Donald Trump’s election victory could deprive Australian borrowers of rate cuts, fears former Reserve Bank board member
Australia is already struggling with high services inflation, but a new wave of US-led protectionism could also lead to higher goods inflation.
Punitive tariffs on China would also hamper its demand for Australian iron ore, the commodity used to make steel.
“When the United States imposes tariffs on China, China is the hardest hit, followed by Australia,” Professor McKibbin said.
This would occur when US tariffs would lead China to make fewer manufactured goods that would otherwise have gone to the United States, the world’s largest economy.
China’s reduced demand for Australian resources would in turn weaken the Australian dollar, leading to higher prices for imported goods, fueling higher inflation.
The US dollar would also strengthen – further weakening the Australian dollar – as less US currency would be exchanged for other denominations to purchase imported goods.
Professor McKibbin, who is now director of the Center for Applied Macroeconomic Analysis at the Australian National University, said Australia would suffer economically even if the second Trump administration exempted it from its double-digit tariffs.
“There are no direct tariffs on Australia, but we have energy and mining that goes directly to production networks in China, which then goes directly to the United States,” he said.
“That’s a significantly bad policy for Australia.”
In a paper for the Washington-based Peterson Institute for International Economics, he predicted a 5.4 percent rise in the U.S. dollar against all currencies as a result of tariffs on China.
Reserve Bank Governor Michele Bullock has already ruled out a rate cut in 2024 and this week also suggested another rate hike was still an option.
“The reason we’re not ruling out anything in or out is that we think there are still some upside risks,” he said.
Headline inflation in the year to September fell to a three-and-a-half-year low of 2.8 percent.
While within the Reserve Bank’s 2 to 3 per cent target, the RBA noted that this consumer price index figure was based on temporary $300 electricity rebates and falling petrol prices , which fluctuate.
Reserve Bank Governor Michele Bullock has already ruled out a rate cut in 2024 and this week also suggested another rate hike was still an option (file image)
Core inflation, excluding volatile items, was higher at 3.5 percent.
Services inflation was even higher, at 4.6 percent.
Goods inflation was low at 1.4 per cent, but Professor McKibbin feared Trump’s tariffs would cause prices of imported goods and components to soar, reviving the inflation nightmare after the Covid lockdowns.
Bullock said that while the RBA considered “geopolitical risks”, it had not done economic modeling on Trump’s proposed tariffs.

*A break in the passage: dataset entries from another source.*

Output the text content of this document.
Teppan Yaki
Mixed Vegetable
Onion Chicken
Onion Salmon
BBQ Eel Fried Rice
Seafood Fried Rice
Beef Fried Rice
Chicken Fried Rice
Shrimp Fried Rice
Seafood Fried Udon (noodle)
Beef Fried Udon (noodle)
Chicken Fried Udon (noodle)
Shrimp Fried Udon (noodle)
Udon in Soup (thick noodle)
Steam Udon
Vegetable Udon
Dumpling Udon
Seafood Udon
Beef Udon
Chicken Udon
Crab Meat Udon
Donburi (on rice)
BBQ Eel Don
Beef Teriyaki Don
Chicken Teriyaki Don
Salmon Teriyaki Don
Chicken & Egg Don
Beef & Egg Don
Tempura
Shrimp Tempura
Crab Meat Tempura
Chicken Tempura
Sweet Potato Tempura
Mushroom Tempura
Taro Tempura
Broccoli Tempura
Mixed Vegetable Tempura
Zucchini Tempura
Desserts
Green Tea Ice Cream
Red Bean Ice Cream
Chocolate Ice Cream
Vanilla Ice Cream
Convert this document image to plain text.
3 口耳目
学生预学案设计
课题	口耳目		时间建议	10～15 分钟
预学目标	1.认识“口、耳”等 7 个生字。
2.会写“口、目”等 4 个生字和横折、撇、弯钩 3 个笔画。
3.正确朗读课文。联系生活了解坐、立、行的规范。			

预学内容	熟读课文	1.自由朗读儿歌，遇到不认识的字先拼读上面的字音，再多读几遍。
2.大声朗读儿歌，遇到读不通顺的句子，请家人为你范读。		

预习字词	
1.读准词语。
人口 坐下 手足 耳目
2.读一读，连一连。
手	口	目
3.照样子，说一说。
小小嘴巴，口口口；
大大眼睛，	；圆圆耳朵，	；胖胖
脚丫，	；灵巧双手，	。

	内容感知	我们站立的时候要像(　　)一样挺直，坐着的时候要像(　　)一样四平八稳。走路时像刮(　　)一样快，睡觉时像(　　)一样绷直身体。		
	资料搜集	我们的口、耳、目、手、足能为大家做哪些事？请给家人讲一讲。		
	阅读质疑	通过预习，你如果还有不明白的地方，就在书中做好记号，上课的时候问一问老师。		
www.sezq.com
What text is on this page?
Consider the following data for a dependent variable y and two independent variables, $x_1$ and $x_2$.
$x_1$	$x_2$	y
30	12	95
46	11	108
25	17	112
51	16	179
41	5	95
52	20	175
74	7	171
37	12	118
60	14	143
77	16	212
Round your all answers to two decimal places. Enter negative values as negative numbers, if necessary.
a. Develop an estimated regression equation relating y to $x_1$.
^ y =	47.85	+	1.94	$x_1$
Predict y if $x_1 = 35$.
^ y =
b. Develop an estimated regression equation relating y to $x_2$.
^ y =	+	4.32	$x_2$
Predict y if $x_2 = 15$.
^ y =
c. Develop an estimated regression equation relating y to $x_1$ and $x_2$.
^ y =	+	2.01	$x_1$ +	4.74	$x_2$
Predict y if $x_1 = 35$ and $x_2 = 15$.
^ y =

“An election in the United States is one thing; we don’t draw up specific scenarios for each one,” he told reporters Tuesday.
“Otherwise we could obviously spend all day doing scenarios.”
Australia’s big four banks (Commonwealth, ANZ, Westpac and NAB) plan to cut interest rates in February.
But the futures market now only expects two rate cuts in 2025, a big change from October, when four rate cuts were expected.
The 30-day interbank market now considers a rate cut in December to be a 12 percent probability.